[cfe-dev] Reporting UBSan issues at compile-time

Vedant Kumar via cfe-dev cfe-dev at lists.llvm.org
Wed Mar 22 18:52:48 PDT 2017


Hi,

I've performed some experiments with reporting UBSan diagnostics at
compile-time and think that this is a useful thing to do. I'd like to discuss
the motivation, the approach I took, and some results.

=== Motivation ===

We're interested in fixing UB in our projects and use UBSan to do this.
However, we have lots of software that is easy to build but hard to run, or
hard to test with adequate code coverage (e.g firmware). This limits the amount
of bugs we can catch with UBSan.

It would be nice if we could report UB at compile-time without false positives.
We wouldn't be able to report everything a runtime tool could, but we would be
able to report a large number of real bugs very quickly, just by rebuilding all
our software with a flag enabled.

=== Approach ===

I wrote a simple analysis which detects UB statically by piggybacking off UBSan.
It's actually able to issue decent diagnostics.

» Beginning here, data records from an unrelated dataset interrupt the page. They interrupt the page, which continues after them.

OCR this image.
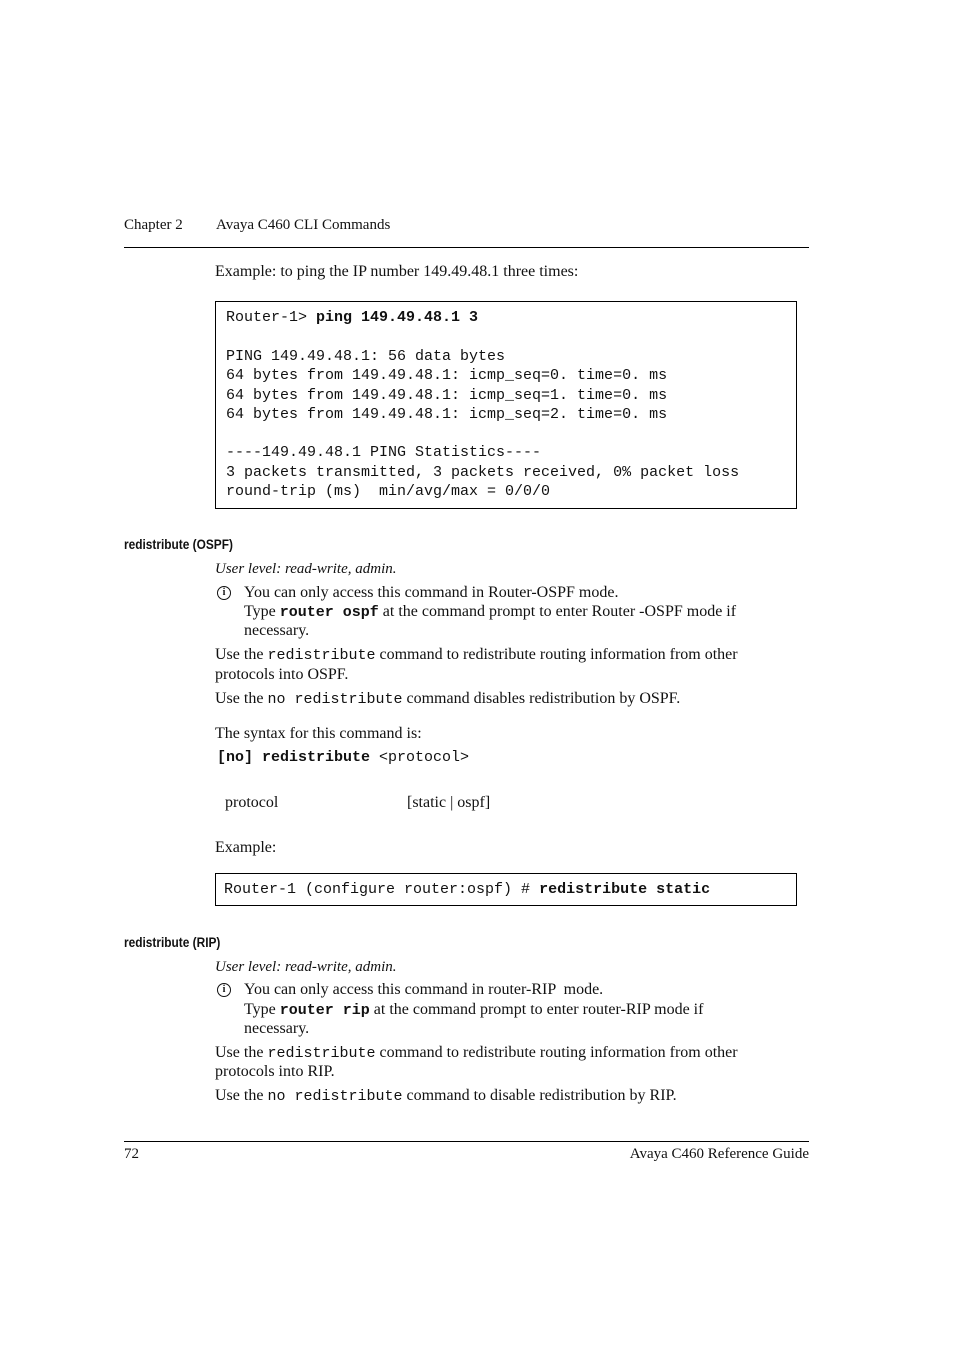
Chapter 2 Avaya C460 CLI Commands
Example: to ping the IP number 149.49.48.1 three times:
Router-1> ping 149.49.48.1 3
PING 149.49.48.1: 56 data bytes
64 bytes from 149.49.48.1: icmp_seq=0. time=0. ms
64 bytes from 149.49.48.1: icmp_seq=1. time=0. ms
64 bytes from 149.49.48.1: icmp_seq=2. time=0. ms
----149.49.48.1 PING Statistics----
3 packets transmitted, 3 packets received, 0% packet loss
round-trip (ms)  min/avg/max = 0/0/0
redistribute (OSPF)
User level: read-write, admin.
i	You can only access this command in Router-OSPF mode.
Type router ospf at the command prompt to enter Router -OSPF mode if
necessary.
Use the redistribute command to redistribute routing information from other
protocols into OSPF.
Use the no redistribute command disables redistribution by OSPF.
The syntax for this command is:
[no] redistribute <protocol>
protocol	[static | ospf]
Example:
Router-1 (configure router:ospf) # redistribute static
redistribute (RIP)
User level: read-write, admin.
i	You can only access this command in router-RIP  mode.
Type router rip at the command prompt to enter router-RIP mode if
necessary.
Use the redistribute command to redistribute routing information from other
protocols into RIP.
Use the no redistribute command to disable redistribution by RIP.
72	Avaya C460 Reference Guide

It only issues a diagnostic if
it finds a call to a UBSan diagnostic handler which post-dominates the function
entry block.

The idea is: if a function unconditionally exhibits UB when called, it's worth
reporting the UB at compile-time.

Here is a full example. This C program has UB because it returns a null pointer
when it shouldn't:

  ```
  __attribute__((returns_nonnull)) int *returns_nonnull(int *p) {
    return p; // Bug: null pointer returned here.
  }
  
  int main() {
    returns_nonnull((int *)0LL);
    return 0;
  }
  ```

With UBSan enabled, here's the IR we get:

  ```
  define nonnull i32* @returns_nonnull(i32* %p) #0 {
  entry:
    ...
    %1 = icmp ne i32* %p, null, !nosanitize !2
    br i1 %1, label %cont, label %handler.nonnull_return
  
  handler.nonnull_return:
    call void @__ubsan_handle_nonnull_return(...), !nosanitize !2
    br label %cont, !nosanitize !2
  
  cont:
    ret i32* %p
  }

  define i32 @main() #0 {
  entry:
    ...
    %call = call nonnull i32* @returns_nonnull(i32* null)
    ret i32 0
  }
  ```

At -O2, LLVM inlines @returns_nonnull and throws away the null check:

  ```
  define i32 @main() local_unnamed_addr #0 {
  entry:
    tail call void @__ubsan_handle_nonnull_return(...), !nosanitize !2
    ret i32 0
  }
  ```

The call to UBSan's diagnostic handler post-dominates the function entry block,
so we report it right away:

  $ clang -fsanitize=undefined -O2 -Xclang -enable-llvm-linter buggy.c
  Undefined behavior: invalid null return value (buggy.c:3:1)

=== Results ===

I packaged up my analysis into LLVM's Lint pass and added a clang option to
enable linting. The initial patch is up for review:

  https://reviews.llvm.org/D30949 - Add an option to enable LLVM IR linting

I built a few internal projects with UBSan, optimizations, and linting enabled.
This exposed real bugs. The only problem was that I got reports about UB in
dead code. Maybe this can be addressed by setting up sanitizer blacklists?

=== Alternatives? ===

We could try implementing something like the STACK UB checker:

  https://people.csail.mit.edu/nickolai/papers/wang-stack-tocs.pdf

I haven't compared my approach vs. STACK in terms of bug-finding efficacy. The
latter does seem harder to implement.

I'm interested in hearing what others think.